In the early 1970s, I was prime draft bait, attending San Jose State in the Bay Area. I was a journalism major, and we were all thinking we were destined to break a story like the Pentagon Papers, to be the next Bernstein and Woodward. . . or if we did enough d**gs, perhaps, the next Hunter S. Thompson. It was a heady time in that place and moment in history, and I felt myself to be as much an activist as a budding writer. I had many literary illusions about my own wordsmithing, as well as dreams of breaking the big story in some prime media outlet. The notion that I might have to pay my dues doing city council stories and covering social events for a small town paper was foreign to me, but the journalism department at State was a pretty good one. The reality of the business of journalism was made clear soon enough, and while I may have dropped out later chasing my dream of writing the Great American Hippie Novel, I was still attached to the idea that the news was important.

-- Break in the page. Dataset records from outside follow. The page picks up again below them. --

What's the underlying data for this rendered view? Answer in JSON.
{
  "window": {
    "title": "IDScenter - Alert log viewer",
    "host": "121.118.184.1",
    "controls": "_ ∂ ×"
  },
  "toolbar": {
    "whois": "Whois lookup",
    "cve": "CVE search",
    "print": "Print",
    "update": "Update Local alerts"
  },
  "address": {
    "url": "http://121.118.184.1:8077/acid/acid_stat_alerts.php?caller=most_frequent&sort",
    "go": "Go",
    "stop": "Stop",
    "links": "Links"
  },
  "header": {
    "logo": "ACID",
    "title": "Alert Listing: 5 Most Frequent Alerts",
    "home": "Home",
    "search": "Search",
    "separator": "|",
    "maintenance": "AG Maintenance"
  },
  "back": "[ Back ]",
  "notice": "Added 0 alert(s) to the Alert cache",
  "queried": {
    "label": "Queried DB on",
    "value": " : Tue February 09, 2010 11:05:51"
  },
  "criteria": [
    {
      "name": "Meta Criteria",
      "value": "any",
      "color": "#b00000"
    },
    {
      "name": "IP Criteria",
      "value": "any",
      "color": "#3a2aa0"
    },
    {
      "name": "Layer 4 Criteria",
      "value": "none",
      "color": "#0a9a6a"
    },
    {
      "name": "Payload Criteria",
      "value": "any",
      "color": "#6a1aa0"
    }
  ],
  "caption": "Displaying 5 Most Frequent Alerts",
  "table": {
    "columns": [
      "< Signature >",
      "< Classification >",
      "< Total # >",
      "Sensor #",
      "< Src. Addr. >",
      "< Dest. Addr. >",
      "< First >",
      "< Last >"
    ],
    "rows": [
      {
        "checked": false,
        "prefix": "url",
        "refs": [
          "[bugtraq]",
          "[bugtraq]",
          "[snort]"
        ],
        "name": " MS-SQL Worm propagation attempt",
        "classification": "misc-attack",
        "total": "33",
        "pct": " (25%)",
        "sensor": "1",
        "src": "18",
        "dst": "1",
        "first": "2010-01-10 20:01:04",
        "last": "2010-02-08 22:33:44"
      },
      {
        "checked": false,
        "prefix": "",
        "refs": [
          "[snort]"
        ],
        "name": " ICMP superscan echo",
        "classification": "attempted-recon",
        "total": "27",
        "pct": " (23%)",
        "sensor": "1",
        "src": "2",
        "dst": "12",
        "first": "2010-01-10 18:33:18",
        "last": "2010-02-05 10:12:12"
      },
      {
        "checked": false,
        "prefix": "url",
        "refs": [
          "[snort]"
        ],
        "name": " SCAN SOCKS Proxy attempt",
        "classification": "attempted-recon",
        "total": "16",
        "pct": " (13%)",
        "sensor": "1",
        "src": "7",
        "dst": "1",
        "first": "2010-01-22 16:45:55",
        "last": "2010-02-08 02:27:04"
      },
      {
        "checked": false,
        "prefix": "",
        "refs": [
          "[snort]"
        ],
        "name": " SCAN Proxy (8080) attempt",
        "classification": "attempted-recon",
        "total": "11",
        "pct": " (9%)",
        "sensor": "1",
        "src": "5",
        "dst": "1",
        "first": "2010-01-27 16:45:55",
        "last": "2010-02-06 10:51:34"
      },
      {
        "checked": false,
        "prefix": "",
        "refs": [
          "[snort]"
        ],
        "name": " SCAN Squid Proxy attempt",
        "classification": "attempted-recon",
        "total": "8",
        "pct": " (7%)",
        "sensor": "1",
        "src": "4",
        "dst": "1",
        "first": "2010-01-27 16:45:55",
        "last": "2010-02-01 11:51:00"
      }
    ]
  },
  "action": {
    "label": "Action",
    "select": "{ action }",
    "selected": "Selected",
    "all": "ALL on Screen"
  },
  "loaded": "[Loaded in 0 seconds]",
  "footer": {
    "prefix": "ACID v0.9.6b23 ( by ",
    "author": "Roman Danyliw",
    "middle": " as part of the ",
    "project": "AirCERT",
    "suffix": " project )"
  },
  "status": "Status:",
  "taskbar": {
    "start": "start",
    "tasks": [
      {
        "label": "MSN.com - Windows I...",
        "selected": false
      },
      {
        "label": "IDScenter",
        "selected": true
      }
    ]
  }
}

During my first two years, while taking some basic newswriting courses, I handled my general ed requirements in an honors program in “Letters and Sciences,” which is clearly ambiguous enough to cover a whole multitude of sins. A good GPA and College Board scores ensured my entry there, where I met Allison, who snidely commented once that the program was basically meant to baby sit us for two years because we were too damn smart to be taught by making us chase after the usual elective pre-requisites.
Allison was a six foot tall Amazon of a woman with long, curly hair of the type Robert Crumb caricatured as “Jewish hippie” in some underground comic. She was moderately lean and athletic, but with strong, long legs and a pear shaped rump that was so at home in a tight pair of Sea Farers. She had strong features and green eyes, an expressively mobile face that occasionally broke out in the heartiest of laughs. But she was also possessed of a deep, sexy contralto voice that I was to come to know all too well. She and another lively woman, from an East Bay town along the Sacramento River delta, lived in the same dorm complex I did. They frequently came down to our lair to party and giggle with the eccentric bunch I hung out with, a mixture of arts and journalism types, and joined in at least one expedition to San Francisco to march against the Late Unpleasantness in Southeast Asia.